I imagined his honesty and independence working together in his own little ways:

Mommy, I could see him informing me in a monotone, no nonsense way green light of rebellion, I'm going to come home stoned off my ass and plow through the pantry until I find a bag of Cheetos to inhale as well.

Mommy, I am going to totally pretend like I don't hear you when you lecture me on safe sex, drug use, cigarette nastiness and the dangers of motorcycles and any music featured on MTV, then roll my eyes and laugh about it with my friends while I run up a texting bill that far exceeds my allowance or crappy high school job earnings.

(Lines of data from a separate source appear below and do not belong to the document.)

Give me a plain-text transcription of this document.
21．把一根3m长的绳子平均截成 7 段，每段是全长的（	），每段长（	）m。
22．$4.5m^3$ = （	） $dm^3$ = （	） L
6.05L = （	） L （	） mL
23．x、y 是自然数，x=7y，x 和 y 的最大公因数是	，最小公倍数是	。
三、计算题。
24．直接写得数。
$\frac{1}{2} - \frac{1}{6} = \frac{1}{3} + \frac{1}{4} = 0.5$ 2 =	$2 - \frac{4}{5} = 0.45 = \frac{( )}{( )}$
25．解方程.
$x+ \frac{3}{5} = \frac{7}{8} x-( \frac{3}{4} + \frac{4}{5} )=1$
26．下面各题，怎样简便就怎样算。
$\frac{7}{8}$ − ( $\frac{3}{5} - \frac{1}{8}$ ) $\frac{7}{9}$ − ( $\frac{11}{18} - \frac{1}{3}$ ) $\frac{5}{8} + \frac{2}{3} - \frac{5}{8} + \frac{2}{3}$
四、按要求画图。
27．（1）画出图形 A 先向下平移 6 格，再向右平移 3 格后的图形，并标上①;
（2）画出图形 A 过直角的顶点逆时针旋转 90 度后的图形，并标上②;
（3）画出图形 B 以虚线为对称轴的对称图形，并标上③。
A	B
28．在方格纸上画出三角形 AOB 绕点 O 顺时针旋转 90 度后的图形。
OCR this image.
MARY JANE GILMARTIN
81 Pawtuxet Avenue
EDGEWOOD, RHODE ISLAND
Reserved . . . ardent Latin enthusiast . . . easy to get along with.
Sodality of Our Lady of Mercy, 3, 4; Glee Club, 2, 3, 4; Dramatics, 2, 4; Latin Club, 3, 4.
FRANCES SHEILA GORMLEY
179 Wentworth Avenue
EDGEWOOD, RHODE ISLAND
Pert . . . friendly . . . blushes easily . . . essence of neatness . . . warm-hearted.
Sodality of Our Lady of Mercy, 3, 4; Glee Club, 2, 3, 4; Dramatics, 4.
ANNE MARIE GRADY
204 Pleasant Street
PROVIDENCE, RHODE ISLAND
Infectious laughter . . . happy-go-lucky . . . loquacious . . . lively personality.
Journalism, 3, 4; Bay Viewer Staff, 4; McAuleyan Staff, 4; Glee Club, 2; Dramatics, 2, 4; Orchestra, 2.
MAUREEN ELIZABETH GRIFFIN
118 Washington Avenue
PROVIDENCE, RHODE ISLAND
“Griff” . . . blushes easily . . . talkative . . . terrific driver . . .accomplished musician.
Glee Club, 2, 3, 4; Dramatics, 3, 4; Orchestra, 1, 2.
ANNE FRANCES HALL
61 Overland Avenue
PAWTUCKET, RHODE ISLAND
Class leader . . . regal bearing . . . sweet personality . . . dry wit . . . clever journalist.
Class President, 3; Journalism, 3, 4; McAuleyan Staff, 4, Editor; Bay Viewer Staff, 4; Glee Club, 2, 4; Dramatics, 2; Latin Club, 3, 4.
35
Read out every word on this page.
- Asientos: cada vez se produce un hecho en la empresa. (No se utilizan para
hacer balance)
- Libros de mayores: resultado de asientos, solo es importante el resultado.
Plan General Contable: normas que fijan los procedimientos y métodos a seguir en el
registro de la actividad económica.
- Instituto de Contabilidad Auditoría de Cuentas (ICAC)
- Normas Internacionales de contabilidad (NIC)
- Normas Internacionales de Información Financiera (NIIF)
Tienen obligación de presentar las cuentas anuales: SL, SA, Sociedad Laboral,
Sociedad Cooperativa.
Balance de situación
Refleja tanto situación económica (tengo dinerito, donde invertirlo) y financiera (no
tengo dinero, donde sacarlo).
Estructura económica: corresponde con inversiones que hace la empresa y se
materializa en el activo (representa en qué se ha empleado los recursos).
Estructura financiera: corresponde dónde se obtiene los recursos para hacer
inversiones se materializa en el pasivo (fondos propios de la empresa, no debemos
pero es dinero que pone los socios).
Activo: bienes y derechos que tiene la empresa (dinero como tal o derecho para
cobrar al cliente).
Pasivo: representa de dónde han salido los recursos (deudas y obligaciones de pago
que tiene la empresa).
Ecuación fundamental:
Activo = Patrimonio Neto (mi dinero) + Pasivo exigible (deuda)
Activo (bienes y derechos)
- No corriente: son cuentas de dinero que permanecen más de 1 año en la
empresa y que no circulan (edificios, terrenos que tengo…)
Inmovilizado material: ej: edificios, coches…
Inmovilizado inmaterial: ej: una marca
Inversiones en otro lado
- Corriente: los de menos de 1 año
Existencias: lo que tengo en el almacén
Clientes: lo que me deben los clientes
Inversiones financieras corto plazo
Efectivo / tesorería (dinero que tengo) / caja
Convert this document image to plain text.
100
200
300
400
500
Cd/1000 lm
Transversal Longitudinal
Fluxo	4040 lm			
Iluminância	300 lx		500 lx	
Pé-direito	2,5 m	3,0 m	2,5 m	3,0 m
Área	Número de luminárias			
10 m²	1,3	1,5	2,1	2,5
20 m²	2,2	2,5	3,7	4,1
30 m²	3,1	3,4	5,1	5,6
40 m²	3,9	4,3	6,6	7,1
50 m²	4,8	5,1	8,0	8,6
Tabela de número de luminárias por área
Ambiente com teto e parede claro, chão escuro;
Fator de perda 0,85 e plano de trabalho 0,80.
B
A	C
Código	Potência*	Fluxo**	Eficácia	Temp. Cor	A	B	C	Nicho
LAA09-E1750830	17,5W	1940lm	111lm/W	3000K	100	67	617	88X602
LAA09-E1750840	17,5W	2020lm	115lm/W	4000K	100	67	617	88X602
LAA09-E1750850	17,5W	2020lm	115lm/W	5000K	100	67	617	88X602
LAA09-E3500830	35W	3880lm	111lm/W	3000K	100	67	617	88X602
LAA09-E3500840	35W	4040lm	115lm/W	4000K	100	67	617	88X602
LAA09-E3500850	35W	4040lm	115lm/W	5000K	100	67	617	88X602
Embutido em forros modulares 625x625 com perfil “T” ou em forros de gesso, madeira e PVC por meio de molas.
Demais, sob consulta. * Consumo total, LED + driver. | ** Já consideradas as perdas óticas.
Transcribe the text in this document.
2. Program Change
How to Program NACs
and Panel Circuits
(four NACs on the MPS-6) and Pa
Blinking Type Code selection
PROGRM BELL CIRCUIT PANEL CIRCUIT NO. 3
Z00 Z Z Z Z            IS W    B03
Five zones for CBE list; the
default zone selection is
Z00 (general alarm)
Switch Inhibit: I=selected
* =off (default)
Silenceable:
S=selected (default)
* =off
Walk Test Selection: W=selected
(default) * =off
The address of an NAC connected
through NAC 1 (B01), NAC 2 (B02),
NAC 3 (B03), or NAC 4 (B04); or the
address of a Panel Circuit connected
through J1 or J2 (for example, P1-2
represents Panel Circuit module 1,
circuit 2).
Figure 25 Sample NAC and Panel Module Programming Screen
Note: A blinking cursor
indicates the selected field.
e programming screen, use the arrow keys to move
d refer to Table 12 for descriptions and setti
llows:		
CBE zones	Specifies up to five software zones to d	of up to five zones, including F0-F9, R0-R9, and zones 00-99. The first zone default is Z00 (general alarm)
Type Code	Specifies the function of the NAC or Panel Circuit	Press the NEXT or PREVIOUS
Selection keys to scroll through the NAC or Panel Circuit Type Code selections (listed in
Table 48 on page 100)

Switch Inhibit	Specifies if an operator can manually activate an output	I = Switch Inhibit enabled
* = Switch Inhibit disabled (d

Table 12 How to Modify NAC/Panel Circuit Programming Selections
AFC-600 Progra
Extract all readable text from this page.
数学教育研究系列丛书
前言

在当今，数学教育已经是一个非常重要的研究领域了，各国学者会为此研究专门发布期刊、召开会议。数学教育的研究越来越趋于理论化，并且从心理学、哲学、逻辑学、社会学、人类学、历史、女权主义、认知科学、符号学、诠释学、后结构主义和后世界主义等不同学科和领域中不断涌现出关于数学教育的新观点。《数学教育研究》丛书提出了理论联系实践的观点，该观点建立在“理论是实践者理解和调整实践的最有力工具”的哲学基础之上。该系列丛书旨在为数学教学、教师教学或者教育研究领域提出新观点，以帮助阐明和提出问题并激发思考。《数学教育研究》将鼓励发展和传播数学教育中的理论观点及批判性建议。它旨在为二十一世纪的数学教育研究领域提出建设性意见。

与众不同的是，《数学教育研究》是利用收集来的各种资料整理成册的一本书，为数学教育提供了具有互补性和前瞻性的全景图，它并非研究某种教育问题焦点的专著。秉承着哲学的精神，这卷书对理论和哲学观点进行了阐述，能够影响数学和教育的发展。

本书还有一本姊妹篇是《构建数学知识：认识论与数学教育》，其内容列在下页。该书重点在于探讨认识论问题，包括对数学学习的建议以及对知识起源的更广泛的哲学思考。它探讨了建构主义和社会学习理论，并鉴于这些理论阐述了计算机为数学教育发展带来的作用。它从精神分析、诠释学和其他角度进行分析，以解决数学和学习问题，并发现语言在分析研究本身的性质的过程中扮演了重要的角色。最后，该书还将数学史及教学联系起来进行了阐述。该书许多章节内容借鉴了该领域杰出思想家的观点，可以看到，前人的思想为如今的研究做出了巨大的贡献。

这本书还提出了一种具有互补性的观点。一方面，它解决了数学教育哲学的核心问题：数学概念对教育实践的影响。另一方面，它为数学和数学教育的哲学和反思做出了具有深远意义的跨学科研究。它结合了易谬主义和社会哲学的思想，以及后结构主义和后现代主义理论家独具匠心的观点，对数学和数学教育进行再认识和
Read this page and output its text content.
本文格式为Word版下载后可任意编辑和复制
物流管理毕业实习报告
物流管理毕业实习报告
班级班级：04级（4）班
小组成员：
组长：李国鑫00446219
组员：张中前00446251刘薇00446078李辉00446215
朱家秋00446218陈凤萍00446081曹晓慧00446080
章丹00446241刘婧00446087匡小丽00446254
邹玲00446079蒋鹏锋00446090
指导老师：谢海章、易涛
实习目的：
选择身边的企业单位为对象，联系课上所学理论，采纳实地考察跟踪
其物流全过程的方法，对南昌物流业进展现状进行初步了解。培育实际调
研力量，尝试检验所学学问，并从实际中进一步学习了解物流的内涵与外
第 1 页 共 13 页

Mommy, I am going to act like I am walking into school when you drop me off but then am going to duck out as soon as you drive away and hang out in Wendy's all day with my punk ass friends
.

Perhaps I'm envisioning too much or expecting too little. Who knows? But I laughed to hear him make a plan to outwit me and then tell me about it and then to still outwit me.

Oh, baby.
And to think I was concerned with five or eleven or seventeen. I guess I didn't realize that when folks say time with kids speeds by, they mean it just all gets churned over and over, just with higher stakes and more massive consumption of snacks.